To put it another way, it isn't reasonable to expect people to drop what they are doing at a minutes notice to do something else, if they didn't know in advance the something else was going to need to be done at that particular minute.

If dinner happens at random times, over a range of more than an hour say, should someone dedicate an hour of their day to doing nothing in particular, so that they can respond immediately when called?

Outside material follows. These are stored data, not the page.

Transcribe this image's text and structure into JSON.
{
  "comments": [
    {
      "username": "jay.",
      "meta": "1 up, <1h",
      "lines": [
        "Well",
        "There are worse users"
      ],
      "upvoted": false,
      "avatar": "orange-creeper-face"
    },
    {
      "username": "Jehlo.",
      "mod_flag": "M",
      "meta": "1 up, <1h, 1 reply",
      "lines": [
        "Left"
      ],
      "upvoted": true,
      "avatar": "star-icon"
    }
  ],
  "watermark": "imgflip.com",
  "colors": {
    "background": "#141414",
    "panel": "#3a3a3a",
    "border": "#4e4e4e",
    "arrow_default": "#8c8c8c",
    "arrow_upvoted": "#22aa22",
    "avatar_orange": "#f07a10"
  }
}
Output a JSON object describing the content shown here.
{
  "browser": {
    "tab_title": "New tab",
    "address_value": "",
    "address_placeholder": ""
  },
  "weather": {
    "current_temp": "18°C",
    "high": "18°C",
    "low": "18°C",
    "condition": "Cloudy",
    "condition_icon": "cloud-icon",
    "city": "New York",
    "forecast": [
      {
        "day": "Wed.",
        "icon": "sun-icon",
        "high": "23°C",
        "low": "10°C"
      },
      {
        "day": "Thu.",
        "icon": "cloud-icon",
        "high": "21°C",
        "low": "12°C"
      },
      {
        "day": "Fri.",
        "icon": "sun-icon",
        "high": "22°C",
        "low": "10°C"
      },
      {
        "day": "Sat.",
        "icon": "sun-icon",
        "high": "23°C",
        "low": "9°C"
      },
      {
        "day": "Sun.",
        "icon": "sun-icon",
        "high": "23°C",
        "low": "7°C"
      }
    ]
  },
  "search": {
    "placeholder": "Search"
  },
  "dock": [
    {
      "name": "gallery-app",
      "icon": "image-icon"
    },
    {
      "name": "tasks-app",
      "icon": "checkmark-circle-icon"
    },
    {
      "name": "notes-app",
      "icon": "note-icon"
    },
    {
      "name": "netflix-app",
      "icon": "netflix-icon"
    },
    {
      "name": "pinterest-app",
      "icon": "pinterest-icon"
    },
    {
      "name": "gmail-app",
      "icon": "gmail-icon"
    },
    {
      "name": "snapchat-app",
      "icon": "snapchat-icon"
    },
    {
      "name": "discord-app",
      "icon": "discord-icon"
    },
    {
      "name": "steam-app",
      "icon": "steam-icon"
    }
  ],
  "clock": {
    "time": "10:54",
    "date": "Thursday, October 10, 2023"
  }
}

NickiFury · 15/04/2016 14:35

I once tipped my first husbands dinner onto the floor on the 10th day in a row that he went into the bath just as I served it up. It's not my finest moment but I just couldn't contain my rage any longer Blush

purplebaglady · 15/04/2016 14:50

Oh my.....similar happened to me many years ago. I had prepared DH his favourite meal (roast beef and all the trimmings). It was a labour of love.
DH had ignored me when I called them all for lunch. I went to tell him and he just stared at me and didn't move as he was 'having a nap '. He knew what time lunch was going to be ready as I'd told him earlier.
Well, I sat at the table with his mum and my DC and we ate. Still no sign of him. I was fuming by this time. I washed up and cleared away then I put all the leftovers down the waste disposal. He was furious. Absolutely mad with me as I hadn't saved any for him. I can say after that he didn't ignore a dinner call. I still feel guilty to this day for wasting that food, but it did get my point across. Wink

musicposy · 15/04/2016 15:25

I think this must have been easier years ago when there weren't microwaves - so not appearing for half an hour meant a cold dinner!

CreepingDogFart · 15/04/2016 15:31

Exceptionally rude and disrespectful.

Pettywoman · 15/04/2016 15:33

NickiFury you should have put it in the bath with him.